In 2020, 2 billion people still had to do without safely managed drinking water. Of these, 771 million people do not even have access to basic drinking water. Half of these people (387 million) live in sub-Saharan Africa. So, we are still a long way from achieving the target formulated by the sixth Sustainable Development Goal or SDG6: by 2030, everyone should have access to affordable and safe drinking water.

Still, there is some progress, but it is too slow. Between 2015 and 2020, the proportion of the world's population that is able to enjoy safely managed drinking water increased from 70.2% to 74.3%. We are seeing improvement in Central and South Asia in particular.

Access to safely managed sanitation services (toilets, etc.) is also on the increase, namely from 47.1% in 2015 to 54% in 2020. Yet 3.6 billion people still lack access to safely managed sanitation and 1.7 billion of these lack even the most basic sanitation. This meant that 494 million people were forced to attend to their needs outdoors ('open defecation') in 2020; that figure was 739 million in 2015.
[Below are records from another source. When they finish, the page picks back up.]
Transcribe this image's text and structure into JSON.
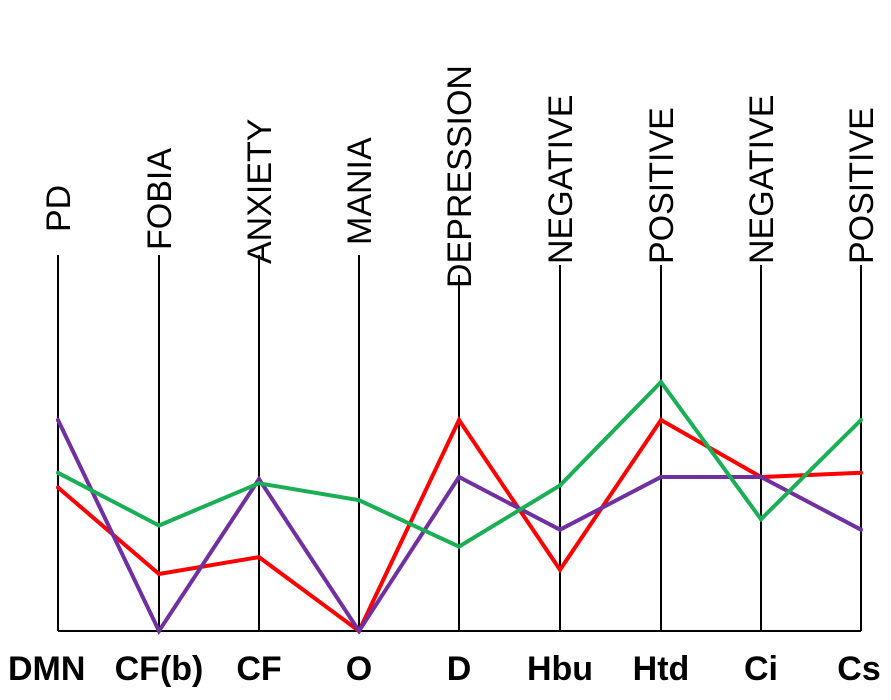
{
  "chart_data": {
    "type": "line",
    "title": "",
    "xlabel": "",
    "ylabel": "",
    "ylim": [
      0,
      100
    ],
    "grid": false,
    "legend": "none",
    "categories": [
      "DMN",
      "CF(b)",
      "CF",
      "O",
      "D",
      "Hbu",
      "Htd",
      "Ci",
      "Cs"
    ],
    "top_labels": [
      "PD",
      "FOBIA",
      "ANXIETY",
      "MANIA",
      "DEPRESSION",
      "NEGATIVE",
      "POSITIVE",
      "NEGATIVE",
      "POSITIVE"
    ],
    "series": [
      {
        "color": "#ff0000",
        "values": [
          68,
          27,
          35,
          0,
          100,
          29,
          100,
          73,
          75
        ]
      },
      {
        "color": "#7030a0",
        "values": [
          100,
          0,
          72,
          0,
          73,
          48,
          73,
          73,
          48
        ]
      },
      {
        "color": "#1aaf54",
        "values": [
          75,
          50,
          70,
          62,
          40,
          69,
          118,
          53,
          100
        ]
      }
    ]
  }
}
With regard to open defecation, this means we are on course to meet SDG6, but to provide access to safely managed sanitation for all by 2030, the current rate of progress needs to be accelerated four times over. There is much work to be done and the Belgian Development Cooperation has understood that well.

It should be noted that SDG6 is closely interrelated to other SDGs. Those who lack access to reliable drinking water and sanitation as children are more likely to be sick (SDG3) and will consequently find it more difficult to attend school (SDG4). As a result, these people will have to make do with lower paid work (SDG1, SDG8 etc.) and so on. Clean water and sanitation facilities are becoming crucial, especially with increasing urbanisation (SDG11).